State Bank of Pakistan (SBP) announced bi-monthly monetary policy which reflects a mix trend of improvement and deterioration in the macroeconomic indicators, revealing that the economy is still in a precarious condition due government’s indecision on certain policy measures. In foreign trade the deficit has declined both in current account and merchandise account. But excessive borrowing of government worth Rs. 4.8 trillion has increased the budget deficit. The rate of inflation has gone up from 3.8 percent to 7 percent because of increasing reliance on jacking the rates of indirect taxes, electricity and gas tariffs. The rate of interest has been increased by 150 basis points from the 10.75 percent to 12.25 percent.
After the PTI victory, people expected that the era of adhocism and regressive approach in fiscal and monetary management will come to an end but it did not happen. The confusion on the economic front has exacerbated with the departure of Asad Umer from the finance ministry and incoming of non-elected technocrat Hafiz Sheikh. In media talk after the announcement of “Declaration of Assets” scheme he appeared embarrassed and to be on the run while responding to the questions of reporters.
Increase in interest rate will discourage foreign and domestic investment. The growth in domestic and foreign direct investment is inevitable to arrest the downward slide of the economy. Increase in interest rate and open market operation of sale of Treasury bill produces the desired results only when buttressed by fiscal measures of direct taxes. That is why the SBP has subtly advised policy measures to tackle the monster of galloping inflation which will further accelerate if the government relies more on indirect taxes for additional revenue generation of Rs. 700 billion in the budget for next fiscal year. It is high time to impose and recover agriculture tax, substantially reduce the power sector circular debt by eliminating the default of bills to increase the amount of receivables of this sector, restructure or privitise the bleeding state enterprises. Likewise, the income of specialist doctors and lawyers need to be brought under the tax net. Moreover, the documentation of informal sector should not be delayed any more.

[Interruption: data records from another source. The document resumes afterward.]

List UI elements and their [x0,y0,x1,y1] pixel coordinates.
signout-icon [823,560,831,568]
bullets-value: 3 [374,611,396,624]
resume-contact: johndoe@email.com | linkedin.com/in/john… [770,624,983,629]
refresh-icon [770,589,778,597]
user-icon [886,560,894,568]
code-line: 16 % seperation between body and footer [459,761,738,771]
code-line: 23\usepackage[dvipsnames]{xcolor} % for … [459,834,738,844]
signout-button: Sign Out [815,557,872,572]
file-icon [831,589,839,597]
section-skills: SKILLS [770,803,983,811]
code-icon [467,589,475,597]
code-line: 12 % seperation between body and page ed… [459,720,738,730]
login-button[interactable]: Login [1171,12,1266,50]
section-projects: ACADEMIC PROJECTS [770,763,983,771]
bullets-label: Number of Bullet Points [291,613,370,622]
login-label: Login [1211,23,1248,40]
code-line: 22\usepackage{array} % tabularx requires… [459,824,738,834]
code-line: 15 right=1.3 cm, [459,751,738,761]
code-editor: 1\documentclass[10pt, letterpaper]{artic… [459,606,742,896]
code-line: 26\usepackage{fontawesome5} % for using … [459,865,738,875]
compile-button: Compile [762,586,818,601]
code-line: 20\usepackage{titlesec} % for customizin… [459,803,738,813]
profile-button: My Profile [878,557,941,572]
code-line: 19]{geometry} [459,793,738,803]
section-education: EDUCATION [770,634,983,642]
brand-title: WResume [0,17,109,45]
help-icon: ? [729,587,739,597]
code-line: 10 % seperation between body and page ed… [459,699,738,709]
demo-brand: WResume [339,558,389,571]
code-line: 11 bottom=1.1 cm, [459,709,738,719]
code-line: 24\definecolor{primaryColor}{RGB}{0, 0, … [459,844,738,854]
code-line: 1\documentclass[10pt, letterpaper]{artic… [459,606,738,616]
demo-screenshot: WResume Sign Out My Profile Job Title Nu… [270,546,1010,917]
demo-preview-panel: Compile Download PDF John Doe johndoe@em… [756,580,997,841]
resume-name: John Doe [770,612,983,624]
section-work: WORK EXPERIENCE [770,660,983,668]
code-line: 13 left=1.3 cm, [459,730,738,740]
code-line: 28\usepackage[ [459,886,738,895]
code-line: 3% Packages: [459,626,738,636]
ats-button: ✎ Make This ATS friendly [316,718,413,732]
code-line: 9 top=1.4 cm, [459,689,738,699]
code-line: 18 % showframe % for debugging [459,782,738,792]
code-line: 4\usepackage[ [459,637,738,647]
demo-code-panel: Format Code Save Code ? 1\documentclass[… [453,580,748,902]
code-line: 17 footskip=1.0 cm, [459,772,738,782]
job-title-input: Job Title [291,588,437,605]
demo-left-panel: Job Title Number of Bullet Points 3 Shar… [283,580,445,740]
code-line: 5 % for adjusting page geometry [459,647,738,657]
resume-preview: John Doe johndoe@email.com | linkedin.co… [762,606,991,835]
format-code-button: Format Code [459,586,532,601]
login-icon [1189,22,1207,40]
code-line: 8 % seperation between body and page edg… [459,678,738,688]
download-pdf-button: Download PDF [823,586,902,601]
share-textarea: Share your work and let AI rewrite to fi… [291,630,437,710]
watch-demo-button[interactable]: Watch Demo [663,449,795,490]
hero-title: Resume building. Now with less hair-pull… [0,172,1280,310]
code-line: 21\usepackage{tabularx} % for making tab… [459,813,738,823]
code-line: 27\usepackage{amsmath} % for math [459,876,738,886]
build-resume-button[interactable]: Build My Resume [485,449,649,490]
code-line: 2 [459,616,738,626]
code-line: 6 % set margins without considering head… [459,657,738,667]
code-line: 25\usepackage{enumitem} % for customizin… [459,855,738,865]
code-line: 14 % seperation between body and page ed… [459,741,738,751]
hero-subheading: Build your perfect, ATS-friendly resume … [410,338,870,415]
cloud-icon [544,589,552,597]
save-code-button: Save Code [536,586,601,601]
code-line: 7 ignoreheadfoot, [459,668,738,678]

The external balance has improved as current account deficit has declined by $ 4 billion due to compression of imports and increase in workers remittances. However, the import bill of petroleum products has gone up. But at the same time rupee is fast shedding its value against the US dollar and other major currencies. The SBP intervention in the form of managed float may not be sustainable without increase in exports. The economic diplomacy of the government is entirely focused on acquiring high interest bearing short term loans from friendly countries and signing of MOUs for investment. It has not even dropped a word about the formulation of long term trade policy to boost exports by exploring new markets and increasing the quantum of exports to the existing destinations. While in opposition, the PTI leadership always agitated that Pakistan’s industry is not competitive because of technological stagnation and always pleaded for giving it protection in trade agreements and its modernization with the induction and indegenisation of latest technologies. But there are no indications to work out a comprehensive policy to make the industry competitive. The confusion on the economic front is damaging the image of PTI government among the people and above all the popularity of the Prime Minister.